There is one inhabitant of our new hometown of which I am NOT a fan: Mr. Spider. Spiders are in such overabundance in this region that on C’s second day here, they were the subject of an entire briefing (and yes, the requisite PowerPoint). There are a variety of 8-legged little terrors around here, ranging from the finger-tip sized guy who greets me in my bathroom, to the nickel-sized monster who was hanging outside my kitchen window this morning.
I think I've identified this one as a wolf spider |
But none is more sheet-shaking, clothes-checking, terror-inducing than the brown recluse.
Apparently this little sucker’s venom eats away at your skin and can cause lesions and flu-like symptoms. What fun!
The day after C’s heart-warming briefing, I got a bug bite above my heel. Unlike my normal reaction (unbearable itching, like most people), this bite swelled from tiny to monstrous in about a minute and began turning bright red, and then my muscle starting tensing up and my foot went numb. Of course, an overly-informed C was convinced that I had already been the recipient of our local enemy’s charm and “encouraged” me to go to the clinic. The nurse on duty assured me that it was not a brown recluse bite, but I was probably having an allergic reaction to some other insect or spider bite and I should try some Benadryl.

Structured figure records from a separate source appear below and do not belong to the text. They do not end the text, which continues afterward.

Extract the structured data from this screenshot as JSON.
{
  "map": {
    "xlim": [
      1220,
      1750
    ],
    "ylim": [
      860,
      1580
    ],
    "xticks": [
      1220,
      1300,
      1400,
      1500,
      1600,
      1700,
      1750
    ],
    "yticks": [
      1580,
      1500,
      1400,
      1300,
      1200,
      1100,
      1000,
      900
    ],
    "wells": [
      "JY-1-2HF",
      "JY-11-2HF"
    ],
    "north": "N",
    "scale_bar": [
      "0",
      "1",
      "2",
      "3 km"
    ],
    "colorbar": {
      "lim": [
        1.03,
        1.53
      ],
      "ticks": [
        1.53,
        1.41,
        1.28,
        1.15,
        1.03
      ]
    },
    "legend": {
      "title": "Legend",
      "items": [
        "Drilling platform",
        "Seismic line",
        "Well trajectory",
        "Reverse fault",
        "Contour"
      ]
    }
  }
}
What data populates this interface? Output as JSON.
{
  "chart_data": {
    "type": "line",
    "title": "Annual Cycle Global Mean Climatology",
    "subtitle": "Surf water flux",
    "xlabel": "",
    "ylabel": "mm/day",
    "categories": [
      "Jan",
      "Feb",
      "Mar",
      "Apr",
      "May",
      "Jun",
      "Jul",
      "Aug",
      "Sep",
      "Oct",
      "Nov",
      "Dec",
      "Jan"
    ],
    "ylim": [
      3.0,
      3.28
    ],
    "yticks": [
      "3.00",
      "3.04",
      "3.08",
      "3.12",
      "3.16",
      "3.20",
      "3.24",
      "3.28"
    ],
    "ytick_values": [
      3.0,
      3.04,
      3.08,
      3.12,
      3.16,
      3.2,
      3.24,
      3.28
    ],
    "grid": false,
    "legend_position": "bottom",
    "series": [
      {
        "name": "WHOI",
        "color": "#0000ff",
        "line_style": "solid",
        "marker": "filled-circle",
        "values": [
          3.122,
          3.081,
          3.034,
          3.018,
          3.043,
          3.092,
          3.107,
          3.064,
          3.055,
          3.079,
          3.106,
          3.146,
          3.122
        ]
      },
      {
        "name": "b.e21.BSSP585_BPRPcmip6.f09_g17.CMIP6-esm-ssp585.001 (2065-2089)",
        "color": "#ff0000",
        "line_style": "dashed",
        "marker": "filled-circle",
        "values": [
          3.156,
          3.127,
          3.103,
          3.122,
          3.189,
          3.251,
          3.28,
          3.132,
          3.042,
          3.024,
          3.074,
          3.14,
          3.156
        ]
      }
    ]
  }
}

I have never been a fan of spiders (when I was younger, I would make my brother, 10 years my junior, kill any spider within a 10 foot radius of me), so all of this talk of arachnids haunting my personal space has me a wee bit paranoid. I compulsively check my sheets and hanging clothes before I crawl between them and have even taken to shaking out my towel both before and after I shower. I am looking forward to the day when we can coexist in harmony. Either that, or I’ll continue to count the days until the next visit from the exterminator and kiss my little foes good-bye.